Marginalia are an insight into the mind of another reader. This struck me as a I read Data Science for Business by Foster Provost and Tom Fawcett. The copy of the book had previously been read by two of my colleagues. One of whom had clearly read the introductory and concluding chapters but not the bit in between. Also they would probably not be described as a capitalist, “red in tooth and claw”! My marginalia have generally been hidden since I have an almost religious aversion to defacing a book in any way. I do use Evernote to take notes as I go though, so for this review I’ll reveal them here.
Data Science for Business is the book I wasn’t going to read since I’ve already read Machine Learning in Action, Data Mining: Practical Machine Learning Tools and Techniques, and Mining the Social Web. However, I gave in to peer pressure. The pitch for the book is that it is for people who will manage data scientists rather than necessarily be data scientists themselves. The implication here is that you’re paying these data scientists to increase your profits, so you better make sure that’s what they’ll do. You need to be able to understand what data science can and cannot do, ask reasonable questions of data scientists of their models and understand the environment the data scientist needs to thrive.
The book covers several key algorithms: decision trees, support vector machines, logistic regression, k-Nearest Neighbours and term frequency-inverse document frequency (TF-IDF) but not in any great depth of implementation. To my mind it is surprisingly mathematical in places, given the intended audience of managers rather than scientists.

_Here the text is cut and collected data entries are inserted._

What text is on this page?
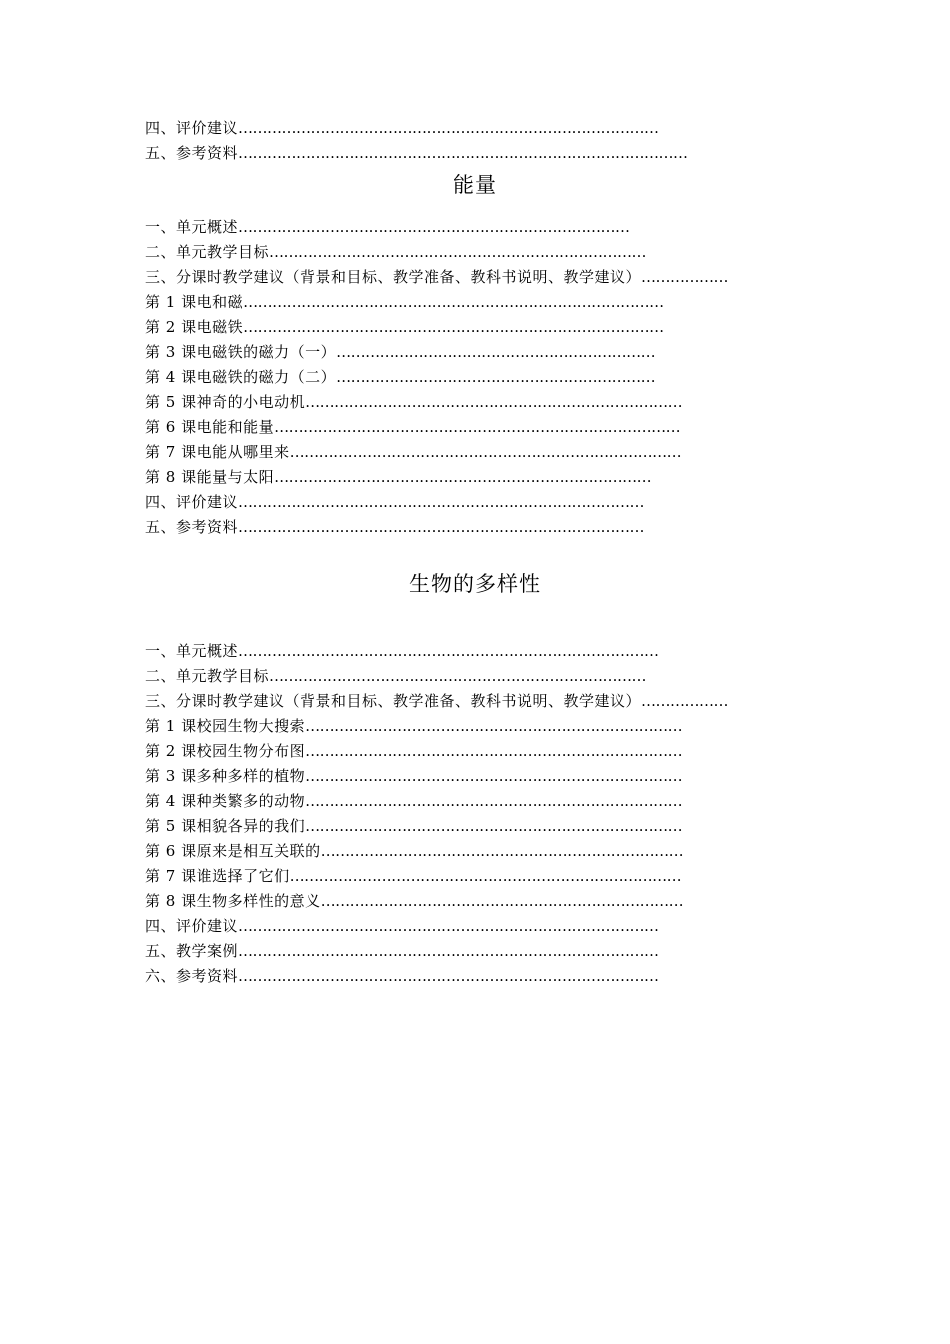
四、评价建议……………………………………………………………………………
五、参考资料…………………………………………………………………………………
能量
一、单元概述………………………………………………………………………
二、单元教学目标……………………………………………………………………
三、分课时教学建议（背景和目标、教学准备、教科书说明、教学建议）………………
第 1 课电和磁……………………………………………………………………………
第 2 课电磁铁……………………………………………………………………………
第 3 课电磁铁的磁力（一）…………………………………………………………
第 4 课电磁铁的磁力（二）…………………………………………………………
第 5 课神奇的小电动机……………………………………………………………………
第 6 课电能和能量…………………………………………………………………………
第 7 课电能从哪里来………………………………………………………………………
第 8 课能量与太阳……………………………………………………………………
四、评价建议…………………………………………………………………………
五、参考资料…………………………………………………………………………
生物的多样性
一、单元概述……………………………………………………………………………
二、单元教学目标……………………………………………………………………
三、分课时教学建议（背景和目标、教学准备、教科书说明、教学建议）………………
第 1 课校园生物大搜索……………………………………………………………………
第 2 课校园生物分布图……………………………………………………………………
第 3 课多种多样的植物……………………………………………………………………
第 4 课种类繁多的动物……………………………………………………………………
第 5 课相貌各异的我们……………………………………………………………………
第 6 课原来是相互关联的…………………………………………………………………
第 7 课谁选择了它们………………………………………………………………………
第 8 课生物多样性的意义…………………………………………………………………
四、评价建议……………………………………………………………………………
五、教学案例……………………………………………………………………………
六、参考资料……………………………………………………………………………
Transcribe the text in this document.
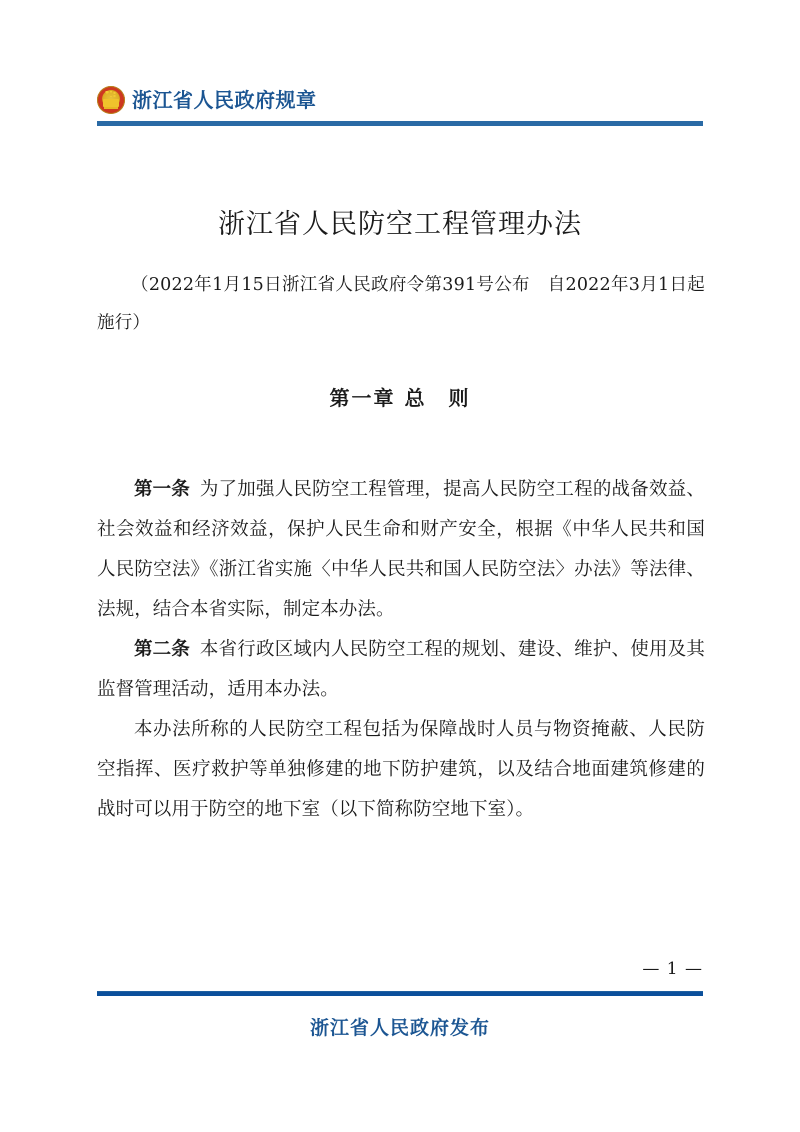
浙江省人民政府规章
浙江省人民防空工程管理办法
（2022年1月15日浙江省人民政府令第391号公布　自2022年3月1日起施行）
第一章 总　则

第一条 为了加强人民防空工程管理，提高人民防空工程的战备效益、社会效益和经济效益，保护人民生命和财产安全，根据《中华人民共和国人民防空法》《浙江省实施〈中华人民共和国人民防空法〉办法》等法律、法规，结合本省实际，制定本办法。

第二条 本省行政区域内人民防空工程的规划、建设、维护、使用及其监督管理活动，适用本办法。

本办法所称的人民防空工程包括为保障战时人员与物资掩蔽、人民防空指挥、医疗救护等单独修建的地下防护建筑，以及结合地面建筑修建的战时可以用于防空的地下室（以下简称防空地下室）。

— 1 —
浙江省人民政府发布
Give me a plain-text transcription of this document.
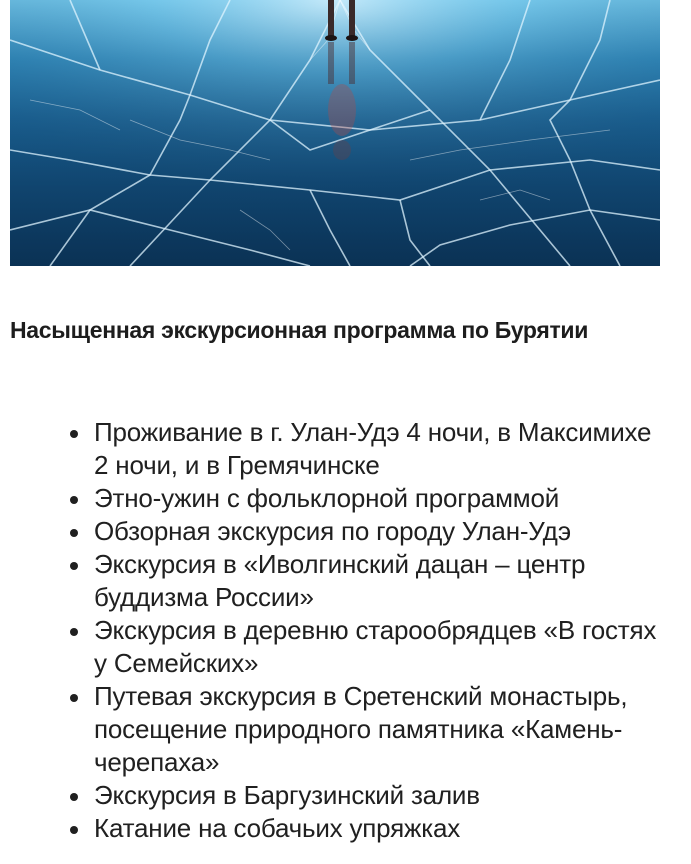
Насыщенная экскурсионная программа по Бурятии
Проживание в г. Улан-Удэ 4 ночи, в Максимихе 2 ночи, и в Гремячинске
Этно-ужин с фольклорной программой
Обзорная экскурсия по городу Улан-Удэ
Экскурсия в «Иволгинский дацан – центр буддизма России»
Экскурсия в деревню старообрядцев «В гостях у Семейских»
Путевая экскурсия в Сретенский монастырь, посещение природного памятника «Камень-черепаха»
Экскурсия в Баргузинский залив
Катание на собачьих упряжках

The strengths of the book are in the explanations of the algorithms in visual terms, and in its focus on the expected value framework for evaluating data mining models. Diversity of explanation is always a good thing; read enough different explanations and one will speak directly to you. It also spends more of its time discussing practical applications than other books on data mining. An example on “churn” runs through the book. “Churn” is the loss of customers at the end of a contract, in this case the telecom industry is used as an illustration.
A couple of nuggets I picked up:
- You can think of different machine learning algorithms in terms of the decision boundary they produce and how that looks. Overfitting becomes a decision boundary which is disturbingly intricate. Support vector machines put the decision boundary as far away from the classes they separate as possible;
- You need to make sure that the attributes that you use to build your model will be available at the point of use. That’s to say there is no point in building a model for churn which needs an attribute from a customer which is only available just after they’ve left you. Sounds a bit obvious but I can easily see myself making this mistake;
- The expected value framework for evaluating models. This combines the probability of an event, i.e. the result of a promotion campaign with the value of the outcome. Again churn makes a useful demonstration. If you have the choice between a promotion which is successful with 10 users with an average spend of £10 per year or 1 user with an average spend of £200 then you should obviously go with the latter rather than the former. This reminds me of expectation values in quantum mechanics and in statistical physics.
The title of the book, and the related reading demonstrate that data science, machine learning and data mining are used synonymously. I had a quick look at the popularity of these terms over the last few years. You can see the results in the Google Ngram viewer here. Somewhat to my surprise data science still lags far behind other terms despite the recent buzz, this is perhaps because Google only expose data to 2008.
Which book should you read?
All of them!
If you must buy only one then make it Data Mining, it is encyclopaedic and covers high level business overview, toy implementation and detailed implementation in some depth. If you want to see the code, then get Machine Learning in Action – but be aware that ultimately you are most likely going to be using someone else’s implementation of the core machine learning algorithms. Mining the Social Web is excellent if you want to see the code and are particularly interested in social media. And read Data Science for Business if you are the intended managerial audience or one who will be doing data mining in a commercial environment.